Wednesday, January 8, 2020

My Guest Blogger: Still Pissed Off (SPO)

I've had a lot of things to do the last two days, thanks to the severely disturbed person who violated my home.  So, for your viewing pleasure, I offer you SPO, the angry, White professional!
And Justice For ? Call it what you want: sour grapes; sour apples; sour (insert food item here), but I just don’t understand our justice system.
For the record, I am a 35-year-old tall-dorky-looking White guy with two small kids.  I drive what can only be described as family truckster meets affordability and reliability.  (This will matter later).
I pay my taxes on time and (what seems to be yearly) take part in my civic duty of watching paint dry for 8 hours (read: jury duty).
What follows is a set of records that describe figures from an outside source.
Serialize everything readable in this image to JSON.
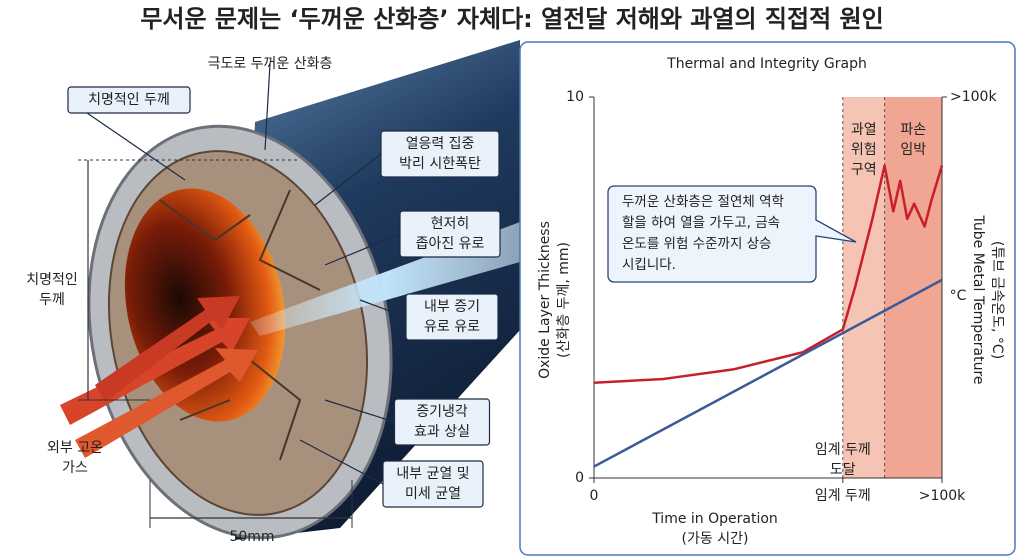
{
  "title": "무서운 문제는 ‘두꺼운 산화층’ 자체다: 열전달 저해와 과열의 직접적 원인",
  "illustration": {
    "labels": [
      {
        "lines": [
          "극도로 두꺼운 산화층"
        ]
      },
      {
        "lines": [
          "치명적인 두께"
        ]
      },
      {
        "lines": [
          "열응력 집중",
          "박리 시한폭탄"
        ]
      },
      {
        "lines": [
          "현저히",
          "좁아진 유로"
        ]
      },
      {
        "lines": [
          "내부 증기",
          "유로 유로"
        ]
      },
      {
        "lines": [
          "증기냉각",
          "효과 상실"
        ]
      },
      {
        "lines": [
          "내부 균열 및",
          "미세 균열"
        ]
      },
      {
        "lines": [
          "치명적인",
          "두께"
        ]
      },
      {
        "lines": [
          "외부 고온",
          "가스"
        ]
      },
      {
        "lines": [
          "50mm"
        ]
      }
    ]
  },
  "graph": {
    "type": "line",
    "title": "Thermal  and Integrity Graph",
    "xlabel": [
      "Time in Operation",
      "(가동 시간)"
    ],
    "ylabel": [
      "Oxide Layer Thickness",
      "(산화층 두께, mm)"
    ],
    "y2label": [
      "Tube Metal Temperature",
      "(튜브 금속온도, °C)"
    ],
    "y2unit": "°C",
    "xlim": [
      0,
      10
    ],
    "xticks": [
      0,
      {
        "value": 7.15,
        "label": "임계 두께"
      },
      {
        "value": 10,
        "label": ">100k"
      }
    ],
    "ylim": [
      0,
      10
    ],
    "yticks": [
      0,
      10
    ],
    "y2lim": [
      0,
      10
    ],
    "y2ticks": [
      {
        "value": 10,
        "label": ">100k"
      }
    ],
    "zones": [
      {
        "start": 7.15,
        "end": 8.35,
        "lines": [
          "과열",
          "위험",
          "구역"
        ],
        "color": "#f6c4b4"
      },
      {
        "start": 8.35,
        "end": 10,
        "lines": [
          "파손",
          "임박"
        ],
        "color": "#f0a692"
      }
    ],
    "threshold_note": {
      "x": 7.15,
      "lines": [
        "임계 두께",
        "도달"
      ]
    },
    "callout": [
      "두꺼운 산화층은 절연체 역학",
      "할을 하여 열을 가두고, 금속",
      "온도를 위험 수준까지 상승",
      "시킵니다."
    ],
    "series": [
      {
        "color": "#c8202a",
        "axis": "y2",
        "x": [
          0,
          2,
          4,
          6,
          7.15,
          7.5,
          8,
          8.35,
          8.6,
          8.8,
          9.0,
          9.2,
          9.5,
          9.7,
          10
        ],
        "values": [
          2.5,
          2.6,
          2.85,
          3.3,
          3.9,
          5.0,
          6.8,
          8.2,
          7.0,
          7.8,
          6.8,
          7.2,
          6.6,
          7.3,
          8.2
        ]
      },
      {
        "color": "#3a5a9a",
        "x": [
          0,
          10
        ],
        "values": [
          0.3,
          5.2
        ]
      }
    ]
  }
}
Until two years ago, I have never received a speeding ticket.  That streak of luck was completely blown out of the water when I got two tickets on two consecutive days.  (Yes, you read that correctly.)  So, OK, I get it, it happens to the best of us.  After my donation to the CHP’s “second home in Tahoe” fund as well as a healthy contribution to the fine folks at Sierra Nevada Brewery, I figured it was out of my system.  Well, so much for that state school college degree.
It was about 2 months ago.  I was driving said truckster home from work, belting out my version of Sweet Caroline (yes, you know you all love it), when I was nearly sideswiped by a urban assault vehicle (read: bigger then ever needed in this lifetime SUV).  Thinking it was someone who was distracted while looking for the paperwork to sign me to a singing contract, I continued down the road (“good times never seemed so….”), when it dawned on me that this person was completely drunk.  I watched (and followed) in awe as he swerved in and out of traffic, nearly hitting parked cars and a pedestrian at one point.  I called 911 to report what I was witnessing.  I felt like Erik Estrada from ChiPS.  “Yes, the perp. is now proceeding east on XXX road.”  The dispatcher then instructed me to call back if I witnessed any more erratic behavior and that they will alert “someone in the area.”  Witnessed any more erratic behavior?  Are you serious?  I continued to follow the “perp” and watched him lurch 3 lanes into (drum roll please) a bar parking lot.  I made a U-turn into the same parking lot just in time to watch this “Arthur” wannabe relieving himself in the parking lot.  He then got into his USV and drove over the curb, into a planter box, sat there for a bit… reversed and decided to park for good.  Another call to 911.  “I’m sorry sir, we cannot do anything unless we witness it, but call us back if he gets back onto the road.”  My only thought was, “Hi, CHP, well I’m calling back, and yes there was some more erratic behavior, this guys just mowed down some innocent people, but you didn’t see it, so I guess you can’t do anything about it.”
Why does any of this matter?
Well, fast-forward about a month.  I was driving my normal route to work, coffee in hand, listening to the latest world events when I looked up and saw (you guessed it) my favorite friends from the CHP in MY rearview mirror.
I pulled over.  I sat there with my hands at 10 & 2 just like I was taught in driver’s ed., rolled down the window to be greeted with what might be my favorite question ever “do you know why I pulled you over?”  My brain started working overtime.  Maybe he wanted to buy car seats in the backseat from me?  Maybe he thought my suit was a bit “out of date?”  Nope, apparently I was speeding.  I have to admit, I may as well teleport my way to work because I often have no recollection of how I got there, so it’s totally possible he was correct.  Then my second favorite question ever “do you know the speed limit on this road?”  “Yes officer it’s 40 and I just don’t give a shit about what it says.”  As much as I wanted to say that, I was on my best behavior and left with Officer Poncherello giving me a ticket for going 55+ in a 40 zone.  He said “I’m doing you a favor here because I’m sure you were going faster, but this will allow you to go to traffic school.”  “Um, thanks,” I said.
It would be so easy to just pay the damn fine and get it over with, but this whole thing has me fried.  After doing a little bit of research, it appears Officer P forgot to indicate some things on my citation that he’s required by law to note.  So, I’ve decided to fight this puppy.  Will I win?  Probably not.  Will I feel better?  Probably.  Call it an exercise, call it a waste of time, call it what you want, but I have to know, does the system really work?
If the lovely Hahn at Home allows, I will update everyone on the progress as I’ve just returned from turning in my Trial By Declaration, basically explaining my side of the story.
Until then, look for me on the roadways.  I’ll be the one in a suit, singing Neil Diamond and drinking a beer in plain site for all to see.  And there’s not a DAMN thing you can do about it.